Tuesday, April 10, 2012
We liked how no one owned much of anything, yet they made such a difference for each other, creating a family of sorts with the cafe at the hub. Joanne laughed, saying that the title didn't just apply to the cafe, but also to the people it attracted. They seemed to bloom, were opening up, when they came into the cafe community.
I struggled with Sam Neely because I felt his demise was just a little too tidy, eliminating him and his treat from the circle of friends. Kathy thought it would be poetic justice were he to become a paraplegic, confined to a wheelchair like Caney.

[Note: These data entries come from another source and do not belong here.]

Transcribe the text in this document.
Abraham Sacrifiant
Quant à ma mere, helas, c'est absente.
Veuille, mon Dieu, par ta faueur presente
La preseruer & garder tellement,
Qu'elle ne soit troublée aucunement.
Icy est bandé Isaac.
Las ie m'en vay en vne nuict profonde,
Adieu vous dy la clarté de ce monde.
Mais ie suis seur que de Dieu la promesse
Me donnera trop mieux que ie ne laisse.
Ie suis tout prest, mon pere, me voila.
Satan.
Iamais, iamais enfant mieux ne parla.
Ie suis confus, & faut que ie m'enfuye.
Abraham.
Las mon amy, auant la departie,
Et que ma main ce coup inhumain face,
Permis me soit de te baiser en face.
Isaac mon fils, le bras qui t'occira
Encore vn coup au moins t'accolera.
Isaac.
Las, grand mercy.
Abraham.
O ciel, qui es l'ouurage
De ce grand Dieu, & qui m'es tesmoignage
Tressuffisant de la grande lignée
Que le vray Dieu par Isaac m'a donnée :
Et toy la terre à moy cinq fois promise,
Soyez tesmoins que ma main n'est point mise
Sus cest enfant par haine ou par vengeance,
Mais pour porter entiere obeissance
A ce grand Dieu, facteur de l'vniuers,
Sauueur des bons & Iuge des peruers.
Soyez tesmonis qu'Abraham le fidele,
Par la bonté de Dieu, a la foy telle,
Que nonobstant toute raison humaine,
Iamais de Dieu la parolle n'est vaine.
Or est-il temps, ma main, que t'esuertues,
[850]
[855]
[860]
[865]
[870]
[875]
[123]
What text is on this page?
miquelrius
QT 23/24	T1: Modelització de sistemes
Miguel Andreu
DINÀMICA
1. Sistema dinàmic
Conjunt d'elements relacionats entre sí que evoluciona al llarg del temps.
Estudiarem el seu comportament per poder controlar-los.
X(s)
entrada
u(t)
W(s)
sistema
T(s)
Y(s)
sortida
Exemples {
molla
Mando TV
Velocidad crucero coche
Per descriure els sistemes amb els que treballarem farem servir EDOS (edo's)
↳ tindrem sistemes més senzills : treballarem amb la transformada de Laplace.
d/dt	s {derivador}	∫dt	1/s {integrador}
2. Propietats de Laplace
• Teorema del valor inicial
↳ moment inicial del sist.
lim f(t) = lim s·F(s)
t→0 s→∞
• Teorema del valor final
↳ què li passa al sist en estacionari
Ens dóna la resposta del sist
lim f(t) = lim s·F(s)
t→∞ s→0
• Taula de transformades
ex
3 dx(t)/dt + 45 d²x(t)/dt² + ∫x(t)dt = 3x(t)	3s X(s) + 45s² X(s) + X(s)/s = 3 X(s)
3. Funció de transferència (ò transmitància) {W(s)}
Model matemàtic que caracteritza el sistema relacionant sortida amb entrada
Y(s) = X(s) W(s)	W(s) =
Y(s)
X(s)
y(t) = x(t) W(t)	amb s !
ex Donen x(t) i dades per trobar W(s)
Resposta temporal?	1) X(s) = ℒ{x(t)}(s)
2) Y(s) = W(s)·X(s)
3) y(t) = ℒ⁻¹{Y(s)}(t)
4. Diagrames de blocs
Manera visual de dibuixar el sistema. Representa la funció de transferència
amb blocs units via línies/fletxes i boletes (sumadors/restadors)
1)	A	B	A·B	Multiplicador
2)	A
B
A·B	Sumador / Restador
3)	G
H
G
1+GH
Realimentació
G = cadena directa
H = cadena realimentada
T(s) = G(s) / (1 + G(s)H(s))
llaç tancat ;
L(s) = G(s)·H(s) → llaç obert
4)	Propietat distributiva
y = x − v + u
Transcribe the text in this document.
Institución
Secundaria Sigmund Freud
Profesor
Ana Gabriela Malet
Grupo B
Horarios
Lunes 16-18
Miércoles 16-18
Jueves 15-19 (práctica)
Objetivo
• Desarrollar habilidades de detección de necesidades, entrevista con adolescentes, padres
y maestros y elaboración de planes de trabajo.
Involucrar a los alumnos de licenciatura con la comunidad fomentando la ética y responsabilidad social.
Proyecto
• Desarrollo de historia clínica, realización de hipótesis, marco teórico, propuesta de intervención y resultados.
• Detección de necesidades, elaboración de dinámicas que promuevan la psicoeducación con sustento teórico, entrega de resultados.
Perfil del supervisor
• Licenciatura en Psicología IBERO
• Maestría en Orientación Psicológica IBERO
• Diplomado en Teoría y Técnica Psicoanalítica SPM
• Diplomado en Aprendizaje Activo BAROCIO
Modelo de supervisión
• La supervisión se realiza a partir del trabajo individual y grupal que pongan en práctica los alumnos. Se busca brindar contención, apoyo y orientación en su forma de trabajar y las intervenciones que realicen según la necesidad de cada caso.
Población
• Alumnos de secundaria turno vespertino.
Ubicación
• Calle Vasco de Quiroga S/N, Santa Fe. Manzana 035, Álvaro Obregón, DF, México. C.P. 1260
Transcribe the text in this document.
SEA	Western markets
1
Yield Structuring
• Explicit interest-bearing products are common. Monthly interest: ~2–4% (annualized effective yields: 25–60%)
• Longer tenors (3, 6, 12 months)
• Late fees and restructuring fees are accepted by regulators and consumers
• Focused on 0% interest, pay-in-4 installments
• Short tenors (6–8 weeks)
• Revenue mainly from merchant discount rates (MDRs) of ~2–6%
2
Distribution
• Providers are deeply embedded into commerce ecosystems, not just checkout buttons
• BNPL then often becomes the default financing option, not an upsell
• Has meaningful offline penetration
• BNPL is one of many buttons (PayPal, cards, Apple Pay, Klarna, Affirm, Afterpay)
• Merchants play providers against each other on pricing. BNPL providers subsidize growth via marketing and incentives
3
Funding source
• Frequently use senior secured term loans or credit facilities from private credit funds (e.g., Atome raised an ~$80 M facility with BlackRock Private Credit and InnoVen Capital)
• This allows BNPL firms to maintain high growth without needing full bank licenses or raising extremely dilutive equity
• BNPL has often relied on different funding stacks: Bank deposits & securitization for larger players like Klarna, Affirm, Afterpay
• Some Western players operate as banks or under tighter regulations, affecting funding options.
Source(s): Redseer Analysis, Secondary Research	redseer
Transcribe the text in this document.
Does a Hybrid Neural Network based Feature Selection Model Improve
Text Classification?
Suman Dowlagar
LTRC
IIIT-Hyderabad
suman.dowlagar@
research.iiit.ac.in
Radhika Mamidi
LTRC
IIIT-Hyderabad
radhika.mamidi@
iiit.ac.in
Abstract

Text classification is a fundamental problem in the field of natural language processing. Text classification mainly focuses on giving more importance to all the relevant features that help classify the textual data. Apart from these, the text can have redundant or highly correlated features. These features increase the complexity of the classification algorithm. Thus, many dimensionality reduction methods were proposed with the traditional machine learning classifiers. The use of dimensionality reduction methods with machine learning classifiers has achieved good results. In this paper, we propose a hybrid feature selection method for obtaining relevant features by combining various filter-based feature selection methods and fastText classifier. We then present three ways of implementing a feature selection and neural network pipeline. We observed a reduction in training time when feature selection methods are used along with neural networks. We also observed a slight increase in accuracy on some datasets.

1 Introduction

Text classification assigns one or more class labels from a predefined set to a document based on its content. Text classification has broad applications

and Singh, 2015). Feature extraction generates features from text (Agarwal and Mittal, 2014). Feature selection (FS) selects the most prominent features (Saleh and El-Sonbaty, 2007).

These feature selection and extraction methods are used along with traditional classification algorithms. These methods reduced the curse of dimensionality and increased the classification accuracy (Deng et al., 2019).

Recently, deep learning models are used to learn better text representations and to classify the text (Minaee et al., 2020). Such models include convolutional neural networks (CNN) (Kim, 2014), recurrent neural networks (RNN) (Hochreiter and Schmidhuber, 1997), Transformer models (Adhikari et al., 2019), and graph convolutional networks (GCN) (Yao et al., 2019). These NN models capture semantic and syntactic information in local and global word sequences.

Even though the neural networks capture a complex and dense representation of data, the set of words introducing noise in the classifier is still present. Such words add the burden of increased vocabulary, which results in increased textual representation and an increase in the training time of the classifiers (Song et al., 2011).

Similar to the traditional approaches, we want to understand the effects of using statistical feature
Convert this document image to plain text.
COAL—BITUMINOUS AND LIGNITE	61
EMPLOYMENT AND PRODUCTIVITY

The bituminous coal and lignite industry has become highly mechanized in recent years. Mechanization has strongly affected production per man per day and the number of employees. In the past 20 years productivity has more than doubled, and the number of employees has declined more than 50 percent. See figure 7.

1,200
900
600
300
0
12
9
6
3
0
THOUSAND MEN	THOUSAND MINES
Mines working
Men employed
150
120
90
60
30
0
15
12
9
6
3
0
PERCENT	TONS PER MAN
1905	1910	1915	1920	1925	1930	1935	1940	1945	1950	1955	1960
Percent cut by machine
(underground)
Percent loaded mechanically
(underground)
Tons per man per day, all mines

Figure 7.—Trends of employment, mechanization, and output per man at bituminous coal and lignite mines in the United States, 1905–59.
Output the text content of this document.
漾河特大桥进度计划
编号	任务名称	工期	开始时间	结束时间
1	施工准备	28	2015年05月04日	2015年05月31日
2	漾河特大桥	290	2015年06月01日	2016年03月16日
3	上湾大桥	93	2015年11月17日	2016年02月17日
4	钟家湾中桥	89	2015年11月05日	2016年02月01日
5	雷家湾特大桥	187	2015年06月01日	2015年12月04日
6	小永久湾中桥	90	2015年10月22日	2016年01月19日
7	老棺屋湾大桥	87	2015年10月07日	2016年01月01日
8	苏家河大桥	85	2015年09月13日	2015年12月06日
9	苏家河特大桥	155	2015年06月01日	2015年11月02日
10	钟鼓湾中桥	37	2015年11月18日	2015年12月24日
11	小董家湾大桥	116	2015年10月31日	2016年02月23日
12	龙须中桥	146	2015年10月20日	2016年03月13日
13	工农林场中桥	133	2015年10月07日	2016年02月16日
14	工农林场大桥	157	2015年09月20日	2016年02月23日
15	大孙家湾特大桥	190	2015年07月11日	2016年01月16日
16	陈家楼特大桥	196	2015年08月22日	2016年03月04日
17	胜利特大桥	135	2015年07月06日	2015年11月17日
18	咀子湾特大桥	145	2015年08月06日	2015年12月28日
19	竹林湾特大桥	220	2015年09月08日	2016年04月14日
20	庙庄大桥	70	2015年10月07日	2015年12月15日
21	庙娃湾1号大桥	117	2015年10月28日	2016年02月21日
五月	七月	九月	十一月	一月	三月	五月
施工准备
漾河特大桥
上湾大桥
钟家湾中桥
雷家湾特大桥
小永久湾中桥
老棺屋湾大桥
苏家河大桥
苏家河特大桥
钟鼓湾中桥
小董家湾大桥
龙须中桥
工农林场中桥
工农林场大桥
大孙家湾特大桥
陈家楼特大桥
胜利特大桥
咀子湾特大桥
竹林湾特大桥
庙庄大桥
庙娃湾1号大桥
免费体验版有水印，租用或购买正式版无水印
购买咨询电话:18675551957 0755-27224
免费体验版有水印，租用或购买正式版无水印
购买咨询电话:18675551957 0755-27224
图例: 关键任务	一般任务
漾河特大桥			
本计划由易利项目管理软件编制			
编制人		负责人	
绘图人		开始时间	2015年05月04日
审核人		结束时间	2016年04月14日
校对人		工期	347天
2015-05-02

The one area we all had a problem with was Helen. Mary didn't get the whole Helen thing, and Maureen agreed, saying she hadn't furthered the story for her. We saw the need for a Helen-like element, to motivate Vena and keep her striving for something outside herself, but the elements of their story were disjointed and confusing. The ending was as bewildering as the story and the timeline was unclear. Carolyn thought it was mighty coincidental that Helen had been to their old house a year earlier and Vena just happened to stumble upon it the following year and also find the note that her sister had left her. Kathy was incredulous that given their history and how hard Vena had struggled that she didn't keep the note.
That said, it was a delightful book, and as Kathy said, it reminded her of Fried Green Tomatoes. We agreed that the hard work we invested in this list has paid off for the fourth month running and we have started jotting down titles to consider for next year.